What’s happening in your network?
When referring to a business’ systems, “visibility” is usually thought of as the ability to monitor performance of a company’s applications and network performance and uptime. But, it’s much more fundamental than that. Visibility really means knowing where and how your data is being collected and distributed, across your entire business and if you don’t have full visibility of your systems, there will be blind spots.
There are many factors that inhibit visibility. One is the fact that companies are constantly generating and accumulating more data. This leads to a complex, environment. Another major factor is that security practices, like firewalls, intrusion prevention systems (IPS), and SIEM tools, must access your network in order to work well. This means that they are also vulnerable to people who can tap into that network. By accessing the internet through encrypted tunnels, threats can also be cloaked by security measures of their own.
Meanwhile, the cloud poses an entirely new difficulty to maintaining visibility. Independent research revealed that over 60% of respondents reported network blind spots that were posing a major obstacle to effective data protection. By outsourcing your data to a public or hybrid cloud the processes going on inside the cloud can become obscured to clients. While you might have a plethora of detection tools in place for your operations in-house, if an attacker sticks to your cloud-hosted data, your in-house tools may not help you.
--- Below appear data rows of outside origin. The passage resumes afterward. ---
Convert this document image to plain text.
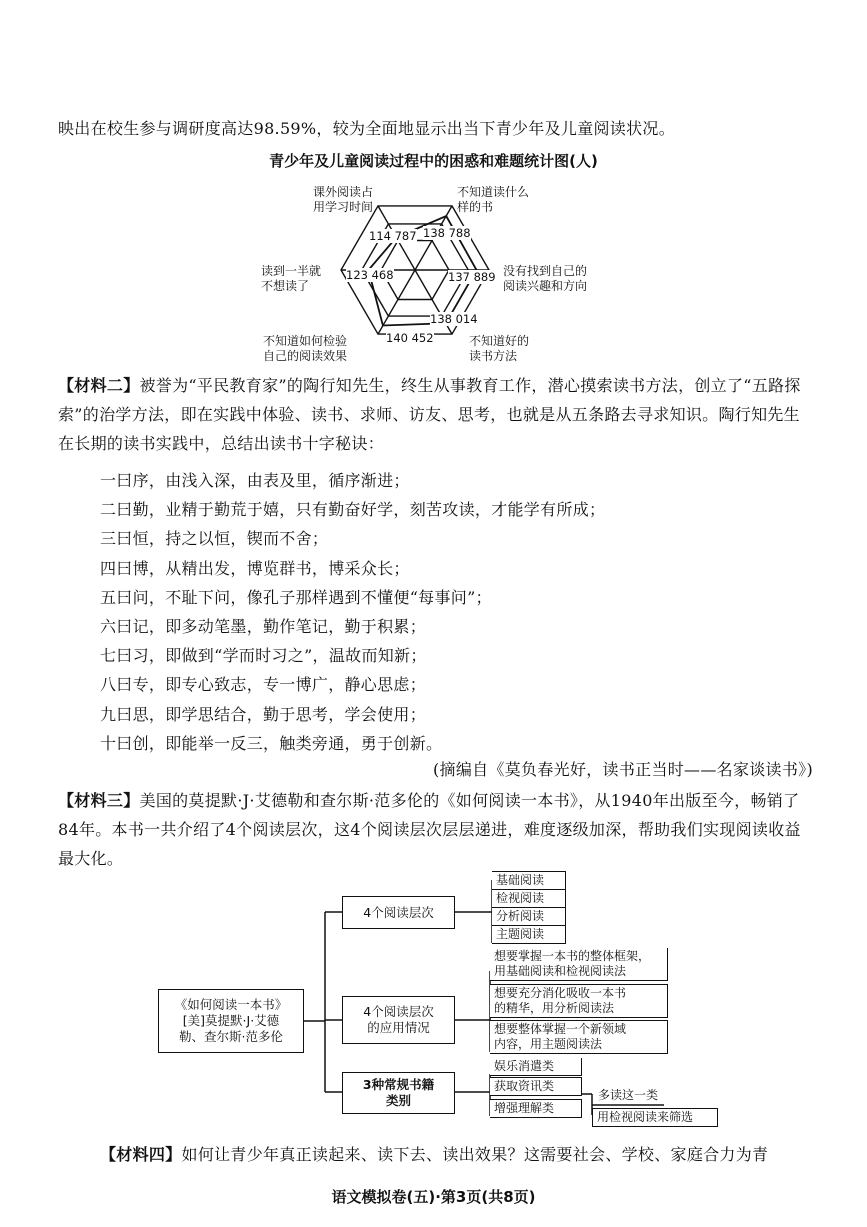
映出在校生参与调研度高达98.59%，较为全面地显示出当下青少年及儿童阅读状况。
青少年及儿童阅读过程中的困惑和难题统计图(人)
不知道读什么
样的书
138 788
没有找到自己的
阅读兴趣和方向
137 889
不知道好的
读书方法
138 014
不知道如何检验
自己的阅读效果
140 452
读到一半就
不想读了
123 468
课外阅读占
用学习时间
114 787
【材料二】被誉为“平民教育家”的陶行知先生，终生从事教育工作，潜心摸索读书方法，创立了“五路探索”的治学方法，即在实践中体验、读书、求师、访友、思考，也就是从五条路去寻求知识。陶行知先生在长期的读书实践中，总结出读书十字秘诀：
一曰序，由浅入深，由表及里，循序渐进；
二曰勤，业精于勤荒于嬉，只有勤奋好学，刻苦攻读，才能学有所成；
三曰恒，持之以恒，锲而不舍；
四曰博，从精出发，博览群书，博采众长；
五曰问，不耻下问，像孔子那样遇到不懂便“每事问”；
六曰记，即多动笔墨，勤作笔记，勤于积累；
七曰习，即做到“学而时习之”，温故而知新；
八曰专，即专心致志，专一博广，静心思虑；
九曰思，即学思结合，勤于思考，学会使用；
十曰创，即能举一反三，触类旁通，勇于创新。
(摘编自《莫负春光好，读书正当时——名家谈读书》)
【材料三】美国的莫提默·J·艾德勒和查尔斯·范多伦的《如何阅读一本书》，从1940年出版至今，畅销了84年。本书一共介绍了4个阅读层次，这4个阅读层次层层递进，难度逐级加深，帮助我们实现阅读收益最大化。
《如何阅读一本书》
[美]莫提默·J·艾德
勒、查尔斯·范多伦
4个阅读层次
4个阅读层次
的应用情况
3种常规书籍
类别
基础阅读
检视阅读
分析阅读
主题阅读
想要掌握一本书的整体框架，
用基础阅读和检视阅读法
想要充分消化吸收一本书
的精华，用分析阅读法
想要整体掌握一个新领域
内容，用主题阅读法
娱乐消遣类
获取资讯类
增强理解类
多读这一类
用检视阅读来筛选
【材料四】如何让青少年真正读起来、读下去、读出效果？这需要社会、学校、家庭合力为青
语文模拟卷(五)·第3页(共8页)
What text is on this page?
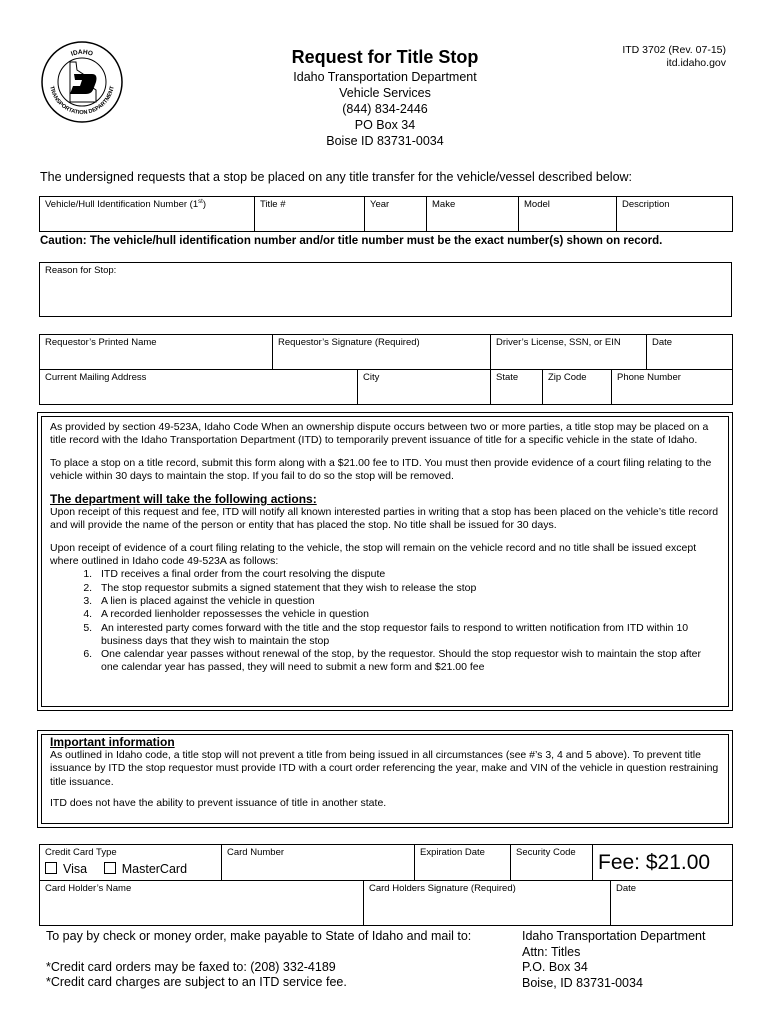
IDAHO
TRANSPORTATION DEPARTMENT
Request for Title Stop
Idaho Transportation Department
Vehicle Services
(844) 834-2446
PO Box 34
Boise ID 83731-0034
ITD 3702 (Rev. 07-15)
itd.idaho.gov
The undersigned requests that a stop be placed on any title transfer for the vehicle/vessel described below:
Vehicle/Hull Identification Number (1st)	Title #	Year	Make	Model	Description
Caution: The vehicle/hull identification number and/or title number must be the exact number(s) shown on record.
Reason for Stop:
Requestor’s Printed Name	Requestor’s Signature (Required)	Driver’s License, SSN, or EIN	Date
Current Mailing Address	City	State	Zip Code	Phone Number

As provided by section 49-523A, Idaho Code When an ownership dispute occurs between two or more parties, a title stop may be placed on a title record with the Idaho Transportation Department (ITD) to temporarily prevent issuance of title for a specific vehicle in the state of Idaho.

To place a stop on a title record, submit this form along with a $21.00 fee to ITD. You must then provide evidence of a court filing relating to the vehicle within 30 days to maintain the stop. If you fail to do so the stop will be removed.

The department will take the following actions:

Upon receipt of this request and fee, ITD will notify all known interested parties in writing that a stop has been placed on the vehicle’s title record and will provide the name of the person or entity that has placed the stop. No title shall be issued for 30 days.

Upon receipt of evidence of a court filing relating to the vehicle, the stop will remain on the vehicle record and no title shall be issued except where outlined in Idaho code 49-523A as follows:

1. ITD receives a final order from the court resolving the dispute
2. The stop requestor submits a signed statement that they wish to release the stop
3. A lien is placed against the vehicle in question
4. A recorded lienholder repossesses the vehicle in question
5. An interested party comes forward with the title and the stop requestor fails to respond to written notification from ITD within 10 business days that they wish to maintain the stop
6. One calendar year passes without renewal of the stop, by the requestor. Should the stop requestor wish to maintain the stop after one calendar year has passed, they will need to submit a new form and $21.00 fee
Important information

As outlined in Idaho code, a title stop will not prevent a title from being issued in all circumstances (see #’s 3, 4 and 5 above). To prevent title issuance by ITD the stop requestor must provide ITD with a court order referencing the year, make and VIN of the vehicle in question restraining title issuance.

ITD does not have the ability to prevent issuance of title in another state.

Credit Card Type
Visa	MasterCard
	Card Number	Expiration Date	Security Code	Fee: $21.00
Card Holder’s Name	Card Holders Signature (Required)	Date
To pay by check or money order, make payable to State of Idaho and mail to:
*Credit card orders may be faxed to: (208) 332-4189
*Credit card charges are subject to an ITD service fee.
Idaho Transportation Department
Attn: Titles
P.O. Box 34
Boise, ID 83731-0034
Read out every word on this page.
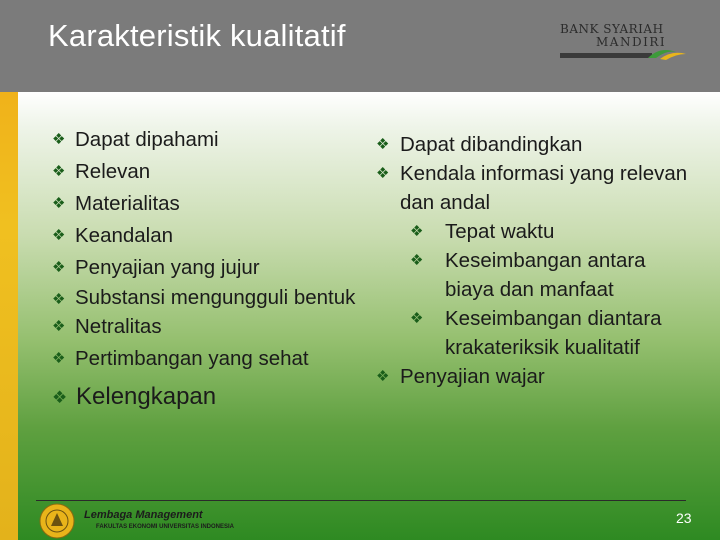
Karakteristik kualitatif	BANK SYARIAH
MANDIRI
❖ Dapat dipahami
❖ Relevan
❖ Materialitas
❖ Keandalan
❖ Penyajian yang jujur
❖ Substansi mengungguli bentuk
❖ Netralitas
❖ Pertimbangan yang sehat
❖ Kelengkapan
❖ Dapat dibandingkan
❖ Kendala informasi yang relevan dan andal
❖ Tepat waktu
❖ Keseimbangan antara biaya dan manfaat
❖ Keseimbangan diantara krakateriksik kualitatif
❖ Penyajian wajar
Lembaga Management
FAKULTAS EKONOMI UNIVERSITAS INDONESIA
23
Visibility is something that many regulations don’t touch on or talk about, although regulations still prohibit the consequences of having blind spots (like having a data breach), even if they don’t address the necessity of visibility in plain terms.
Many regulations were developed in the wake of consequences of disastrous and embarrassing failures that already happened. Many security issues that don’t catch the public eye are simply neglected by compliance, even though that can easily lead to future disasters as well.
This how just following the regulatory requirements leads to gaps. The preferred approach would be to carry out your own (data) asset-based risk assessment and mitigate accordingly.
But beware, overconfidence relating to the likelihood and potential impact of IT disasters is a common problem. Some companies go for years with the attitude “it hasn’t happened yet, so it must be OK”. Don’t trust to luck. Take a pessimistic approach in your security risk assessment.
What’s the answer?
Meeting compliance with standards like NIST and ISO 27001 is a good start and can be a strong foundation for network and cyber security. The best approach however, is to team-up compliance standards and threat intelligence and analytics to give you the best chance of predicting potential attacks and finding on-going problems much quicker.
Companies that focus mainly on compliance and less on threat intelligence/analytics do not fare well on discovering compromised endpoints. Whereas, those who focused on the latter are able to discover compromises faster.
In summary: Take the two-pronged attack – meet compliance as a foundation but add threat intelligence with analytics to bring it to the next level.